Вдвоем с дедом Прохоровым они вытащили Николая в тамбур. Дверь наружу была распахнута настежь, и там, за дверью, с посвистом и косо летело белое по черному. Справа уже давно не стреляли, а вот слева, от хвоста поезда, доносились татаканье и крики.
— Выбрасывай, — сказал одышливо Кузьмич.
— Нельзя, взорвется.
Обхватив Николая под мышками, он стал задом спускаться по вагонному трапу; дед Прохоров поддерживал за ноги. Лузгин уже спустился к самой насыпи, и тут Прохоров медленно закричал: «Ой-ей-ей», — и Лузгин полетел спиной вперед в обнимку с мертвым Николаем. Падая, что было сил толкнул его от себя, но это плохо помогло; они вместе ударились о землю и покатились под уклон. Лузгина несколько раз что-то больно стукнуло по лицу, прежде чем он зарылся носом в снег и замер.

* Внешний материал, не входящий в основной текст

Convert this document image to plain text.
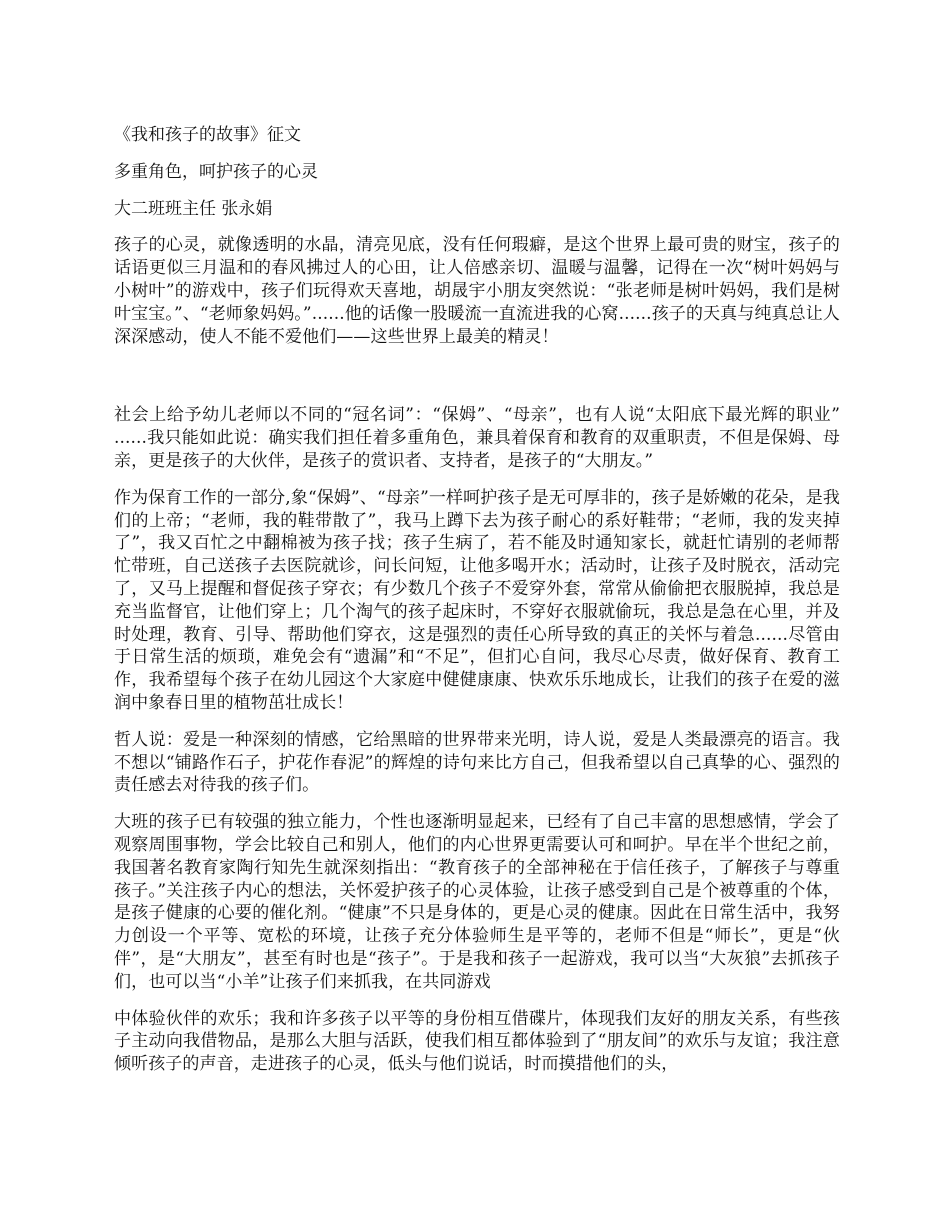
《我和孩子的故事》征文
多重角色，呵护孩子的心灵
大二班班主任 张永娟
孩子的心灵，就像透明的水晶，清亮见底，没有任何瑕癖，是这个世界上最可贵的财宝，孩子的话语更似三月温和的春风拂过人的心田，让人倍感亲切、温暖与温馨，记得在一次“树叶妈妈与小树叶”的游戏中，孩子们玩得欢天喜地，胡晟宇小朋友突然说：“张老师是树叶妈妈，我们是树叶宝宝。”、“老师象妈妈。”......他的话像一股暖流一直流进我的心窝......孩子的天真与纯真总让人深深感动，使人不能不爱他们——这些世界上最美的精灵！
社会上给予幼儿老师以不同的“冠名词”：“保姆”、“母亲”，也有人说“太阳底下最光辉的职业” ......我只能如此说：确实我们担任着多重角色，兼具着保育和教育的双重职责，不但是保姆、母亲，更是孩子的大伙伴，是孩子的赏识者、支持者，是孩子的“大朋友。”
作为保育工作的一部分,象“保姆”、“母亲”一样呵护孩子是无可厚非的，孩子是娇嫩的花朵，是我们的上帝；“老师，我的鞋带散了”，我马上蹲下去为孩子耐心的系好鞋带；“老师，我的发夹掉了”，我又百忙之中翻棉被为孩子找；孩子生病了，若不能及时通知家长，就赶忙请别的老师帮忙带班，自己送孩子去医院就诊，问长问短，让他多喝开水；活动时，让孩子及时脱衣，活动完了，又马上提醒和督促孩子穿衣；有少数几个孩子不爱穿外套，常常从偷偷把衣服脱掉，我总是充当监督官，让他们穿上；几个淘气的孩子起床时，不穿好衣服就偷玩，我总是急在心里，并及时处理，教育、引导、帮助他们穿衣，这是强烈的责任心所导致的真正的关怀与着急......尽管由于日常生活的烦琐，难免会有“遗漏”和“不足”，但扪心自问，我尽心尽责，做好保育、教育工作，我希望每个孩子在幼儿园这个大家庭中健健康康、快欢乐乐地成长，让我们的孩子在爱的滋润中象春日里的植物茁壮成长！
哲人说：爱是一种深刻的情感，它给黑暗的世界带来光明，诗人说，爱是人类最漂亮的语言。我不想以“铺路作石子，护花作春泥”的辉煌的诗句来比方自己，但我希望以自己真挚的心、强烈的责任感去对待我的孩子们。
大班的孩子已有较强的独立能力，个性也逐渐明显起来，已经有了自己丰富的思想感情，学会了观察周围事物，学会比较自己和别人，他们的内心世界更需要认可和呵护。早在半个世纪之前，我国著名教育家陶行知先生就深刻指出：“教育孩子的全部神秘在于信任孩子，了解孩子与尊重孩子。”关注孩子内心的想法，关怀爱护孩子的心灵体验，让孩子感受到自己是个被尊重的个体，是孩子健康的心要的催化剂。“健康”不只是身体的，更是心灵的健康。因此在日常生活中，我努力创设一个平等、宽松的环境，让孩子充分体验师生是平等的，老师不但是“师长”，更是“伙伴”，是“大朋友”，甚至有时也是“孩子”。于是我和孩子一起游戏，我可以当“大灰狼”去抓孩子们，也可以当“小羊”让孩子们来抓我，在共同游戏
中体验伙伴的欢乐；我和许多孩子以平等的身份相互借碟片，体现我们友好的朋友关系，有些孩子主动向我借物品，是那么大胆与活跃，使我们相互都体验到了“朋友间”的欢乐与友谊；我注意倾听孩子的声音，走进孩子的心灵，低头与他们说话，时而摸措他们的头，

Он был жив, и это было главное.
Шатаясь и размахивая руками, Лузгин поднялся. Голова поезда терялась в темноте, а хвост был ярко озарен бесшумным пламенем, рвавшимся в небо над последними вагонами, где суетились маленькие тени. По лицу у Лузгина текло, спину ломило от боли. Он вцепился в руку Николая и потащил труп по снегу в темноту, все глубже увязая в серой каше. Ноги у него горели нестерпимо, большая Колина кисть была мокрой и все время выскальзывала, голова упрямо зарывалась в снег и мешала тащить, и обессилевший Лузгин сквозь кровь и слезы на лице кричал одну и ту же матерную фразу, пока к нему не подбежали, по-медвежьи переваливаясь в снегу, военные люди с хваткими руками и не поволокли — почти по воздуху — в сторону горящего хвоста поезда. Он вырывался, кричал: «Здесь!» — и тыкал пальцем в свой вагон. Его не слушали и молча продолжали делать свое дело, рукам Лузгина было очень больно под жесткими пальцами. Поезд тронулся с лязгом и поплыл им навстречу, отрываясь от огня. Лузгин успел подумать: «Отцепили», — как его на руках подбросили к наезжавшему справа открытому тамбуру, и другие руки мешком втащили его внутрь и повлекли в вагон, где было полным-полно вооруженного народу, табачного дыма и армейских громких голосов. Один из военных встал с откидного сиденья, Лузгина плюхнули туда, он сначала почувствовал, а потом и разглядел на своих плечах больничное по виду одеяло и стал щелкать пальцами возле трясущихся губ. Его поняли и ткнули в губы сигарету. Он курил, смотрел себе под ноги и пытался вспомнить, почему он босиком, в одних носках, и были ли вообще на нем ботинки, когда состав подвергся штурму на перегоне между станциями Ваха и Пыть-Яум. Названия этих станций он узнал позже, когда лежал в палате городской больницы и давал показания следователю.